The expression layer is intentionally not a general Python runtime.

That is a design choice:

  • keep invariant checks auditable
  • make failures easier to explain in CI
  • avoid hidden side effects and sandbox escape risks
  • keep the supported syntax small enough that users can reason about it quickly

The practical rule is simple: if a check needs full Python, put that logic in code, not in the expression string. The expression engine is meant for declarative rules, not imperative workflows.

Examples

  • examples/basic_model shows the happy path.
  • examples/csv_model shows model-less CSV relation checks.
  • examples/broken_model shows a model and dataset that fail the checks.
  • examples/drift_model focuses on drift validation, including PSI, trend drift, and regression drift over time.
  • examples/fairness_model focuses on fairness checks and a simple stress test.
  • examples/policy_model is a compact policy example with fairness, invariants, and a monotonicity check.
  • examples/tax_policy_simulator shows a small Adult-derived tax policy model with liability and rate checks.
  • examples/advanced_model shows accounting identities, monotonicity, convergence, grid sweeps, synthetic shocks, and GitHub-friendly report output.
  • --baseline-report compares a current report against a prior JSON run and highlights regressions, improvements, and new or removed checks.
  • examples/demo_notebook.ipynb is a short walkthrough you can open in Jupyter or VS Code.
  • The repository examples are intended to double as a lightweight demo workflow.

Non-Python Bridges

The first bridge helper is a thin R wrapper in bridges/r/econeval_bridge.R.
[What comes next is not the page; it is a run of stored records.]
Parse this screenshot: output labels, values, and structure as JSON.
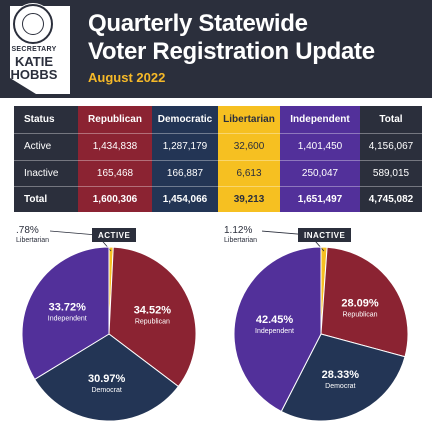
{
  "header": {
    "logo_office": "SECRETARY",
    "logo_first": "KATIE",
    "logo_last": "HOBBS",
    "title_line1": "Quarterly Statewide",
    "title_line2": "Voter Registration Update",
    "subtitle": "August 2022"
  },
  "table": {
    "headers": [
      "Status",
      "Republican",
      "Democratic",
      "Libertarian",
      "Independent",
      "Total"
    ],
    "rows": [
      [
        "Active",
        "1,434,838",
        "1,287,179",
        "32,600",
        "1,401,450",
        "4,156,067"
      ],
      [
        "Inactive",
        "165,468",
        "166,887",
        "6,613",
        "250,047",
        "589,015"
      ],
      [
        "Total",
        "1,600,306",
        "1,454,066",
        "39,213",
        "1,651,497",
        "4,745,082"
      ]
    ]
  },
  "colors": {
    "republican": "#8b2332",
    "democratic": "#233555",
    "libertarian": "#f6c021",
    "independent": "#52309a",
    "header_bg": "#2b2f3c",
    "accent": "#f6b928"
  },
  "chart_data": [
    {
      "type": "pie",
      "title": "ACTIVE",
      "slices": [
        {
          "label": "Libertarian",
          "value": 0.78,
          "value_label": ".78%",
          "color": "#f6c021"
        },
        {
          "label": "Republican",
          "value": 34.52,
          "value_label": "34.52%",
          "color": "#8b2332"
        },
        {
          "label": "Democrat",
          "value": 30.97,
          "value_label": "30.97%",
          "color": "#233555"
        },
        {
          "label": "Independent",
          "value": 33.72,
          "value_label": "33.72%",
          "color": "#52309a"
        }
      ]
    },
    {
      "type": "pie",
      "title": "INACTIVE",
      "slices": [
        {
          "label": "Libertarian",
          "value": 1.12,
          "value_label": "1.12%",
          "color": "#f6c021"
        },
        {
          "label": "Republican",
          "value": 28.09,
          "value_label": "28.09%",
          "color": "#8b2332"
        },
        {
          "label": "Democrat",
          "value": 28.33,
          "value_label": "28.33%",
          "color": "#233555"
        },
        {
          "label": "Independent",
          "value": 42.45,
          "value_label": "42.45%",
          "color": "#52309a"
        }
      ]
    }
  ]
}
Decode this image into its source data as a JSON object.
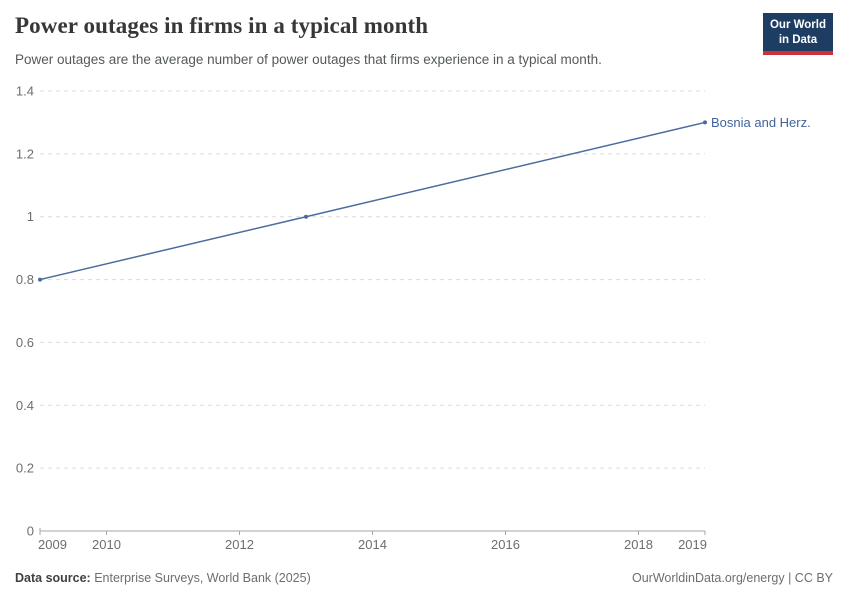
{
  "header": {
    "title": "Power outages in firms in a typical month",
    "subtitle": "Power outages are the average number of power outages that firms experience in a typical month."
  },
  "logo": {
    "line1": "Our World",
    "line2": "in Data",
    "bg_color": "#1d3d63",
    "accent_color": "#cf3139"
  },
  "chart_data": {
    "type": "line",
    "title": "Power outages in firms in a typical month",
    "subtitle": "Power outages are the average number of power outages that firms experience in a typical month.",
    "xlabel": "",
    "ylabel": "",
    "xlim": [
      2009,
      2019
    ],
    "ylim": [
      0,
      1.4
    ],
    "x_ticks": [
      2009,
      2010,
      2012,
      2014,
      2016,
      2018,
      2019
    ],
    "y_ticks": [
      0,
      0.2,
      0.4,
      0.6,
      0.8,
      1,
      1.2,
      1.4
    ],
    "grid": "horizontal-dashed",
    "legend_position": "end-of-line",
    "series": [
      {
        "name": "Bosnia and Herz.",
        "color": "#4c6a9c",
        "label_color": "#41639c",
        "points": [
          {
            "x": 2009,
            "y": 0.8
          },
          {
            "x": 2013,
            "y": 1.0
          },
          {
            "x": 2019,
            "y": 1.3
          }
        ]
      }
    ]
  },
  "footer": {
    "source_label": "Data source:",
    "source_value": "Enterprise Surveys, World Bank (2025)",
    "right_text": "OurWorldinData.org/energy | CC BY"
  }
}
It shells out to the EconEval CLI, so R users can keep their model code in R and still run EconEval checks in CI or locally.

There is also a Stata wrapper in bridges/stata/econeval_bridge.do.

There is also a Julia wrapper in bridges/julia/econeval_bridge.jl.

Roadmap

  • richer traceability and failure explanations
  • deeper drift comparison and alerting
  • richer fairness configuration and reporting
  • more real-world examples and benchmark coverage
  • deeper interop with tools like PyMC, GAMS, and Julia
  • optional statsmodels-based drift helper via econeval[stats]
  • dashboard polish with filtering and collapsible drill-downs

Release Flow

Publishing a GitHub Release triggers the release workflow in .github/workflows/release.yml.

That workflow:

  • installs the package
  • runs the test suite
  • runs EconEval against the example model
  • uploads a release report artifact

Next Step

  • a richer report viewer
  • more scenario types
  • baseline trend summaries over multiple releases

Release Checklist

When you are ready to publish a new version:

  1. run the test suite locally
  2. update the package version if needed
  3. tag the release, for example v0.5.2
  4. publish the GitHub Release so the release workflow runs
  5. confirm the release artifact uploaded from Actions
  6. confirm the wheel and sdist were published to PyPI

To publish to PyPI through GitHub Actions, enable PyPI trusted publishing for this repository and then publish the GitHub Release. The release workflow will build the distribution and upload it automatically.

Changelog

See CHANGELOG.md for version-by-version changes.